Saat mefhumumu yitirdim. Ayaklarım hissiz. Bir şeyler yesem belki kendime gelirim. Hava iyiden iyiye kararmış, meydanın uğultusu da azalmaya başladı. Beklemekten sıkılanlar “İple tutturmuşlardır ya! Bak vardır bi numara bu işin içinde. Hadi gidelim biz. Hem kimse kim! Elbet indirirler aşağıya...” diyerek evlerinin yolunu tutuyor... Sabah görenleri dehşet ve merak içinde bırakan gizemli adam İstiklal’in “uçan sakini” olup çıkıyor, garipsenmiyor bile. Yürüyenler sokakta göz göze geldikleri herhangi biri gibi bakıp yollarına devam ediyorlar. Akış hızlanıyor, alışkanlık artıyor. Babaannem boşuna demiyormuş “İnsan her şeye alışır evladım,” diye...

Yine bir hareketlilik var. Sanırım nihayet bir karara vardılar. Bir aksilik olmaz ise yarım saat sonra yeryüzüne indireceklerini söylüyorlar. Bilim adamları alanın etrafına dört merdiveni bir kare oluşturacak şekilde yerleştirmiş. Ambulans hazır bekliyor. Dört bir yandan merdivenlere tırmanan bilim adamları kollarından tuttukları adamın ağırlığını hava akımıyla birlikte hesaplayamamış olacaklar ki birden dengelerini kaybettiler. Korkunun etkisiyle ilk etapta kendini geri çeken görevliler öne atılıp yardım etmek istediler. Hızla merdiveni tırmanıp, dengede durmalarına yardımcı oldular. Ekip, adamın kollarını yavaşça bedenine yaklaştırmaya başladı, ağırlık yer çekimine muhalif değil. Adımları çok yavaş. Önce sağlık görevlileri ardından bilim adamlarının kolları arasındaki uçan adam yere ayak basıyor.

İlk muayene yapılıyor. Adli tabibin “Bir yara izi var, muhtemelen çok zaman önce olmuş,” dediği duyuluyor. Hayatta değil. Kalbinin sağ alt köşesinde bir yara. Otopsi için sağlık görevlilerini sıkıştıran din adamları karar verilmeden morga konulmaması için ricada bulunuyorlar. Talepleri kabul edilmedi, işte şimdi sesler yükselmeye başlıyor. “Kim oluyorsunuz? Kendi topraklarınızdaki katilleri bile bulamıyorsunuz daha, hoş kim oldukları bellidir ya! Kesin radikal islamcılar yapmıştır! Kesin! Bir gün bile yaşatmadılar, bir gün bile! Tüm Avrupa’yı, gerekirse Amerika’yı ayağa kaldırırız onu bize vereceksiniz!” Sağlık ekipleri bu çıkışın karşısında neye uğradıklarını şaşırıyor, kısa bir sessizlikten sonra içlerinden biri “Niye öldürsünler! Bizim de peygamberimiz kardeşim! Delirmişsiniz siz!” diye çıkışıyor. Polis daha fazla uzamaması için müdahale ediyor. Gerekli talimatlar olmadan maktulün hiçbir şekilde kimseye verilemeyeceğini söylüyor başkomiser.

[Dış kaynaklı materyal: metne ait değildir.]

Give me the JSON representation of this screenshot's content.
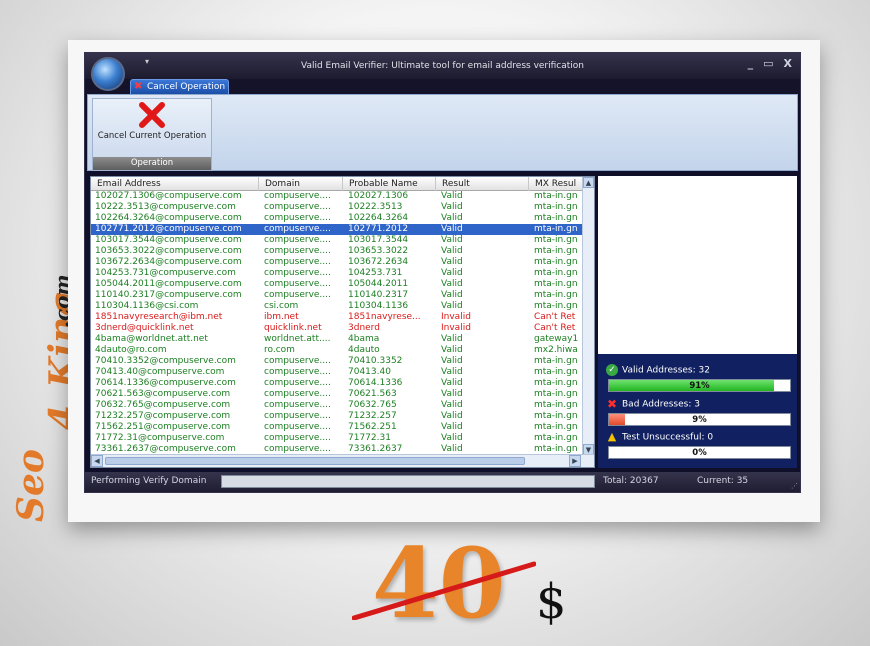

Öfkeli bir şekilde kenara çekiliyorlar, ceset sağlık ekipleri tarafından titizce morga götürülmek üzere kaldırılıyor. Kimse ne olduğunu anlayamadığı bu olaya bir anlam veremiyor. Olay yerinin bir kaç adım gerisinden duyulan bir cümle kulaktan kulağa yayılıyor. “Gelen İsa Peygamber ise kıyamet yaklaşmıştır...” Uğultular gittikçe artıyor, kimse sakin kalamıyor. Beklemek iyice endişelendiriyor kalabalığı. “Şimdi ne yapacağız! Ya gerçekten yaklaştıysa kıyamet!” diye söylene söylene hayretler içinde evlerine dağılıyorlar. Benim aklım “uçan sakin”de yine. Sabahtan beri aklımda dönüp duruyor. Nasıl oluyor da havada öylece asılı kalabiliyor? Nasıl!? Sanki bir cevap bulabilecekmişim gibi gözümü dikmiş, dikkatle bakmaya devam ediyorum. Görebildiğim tek şey ise: Gece ve ışıklar! Eve gidip kafamı toparlamam gerekli.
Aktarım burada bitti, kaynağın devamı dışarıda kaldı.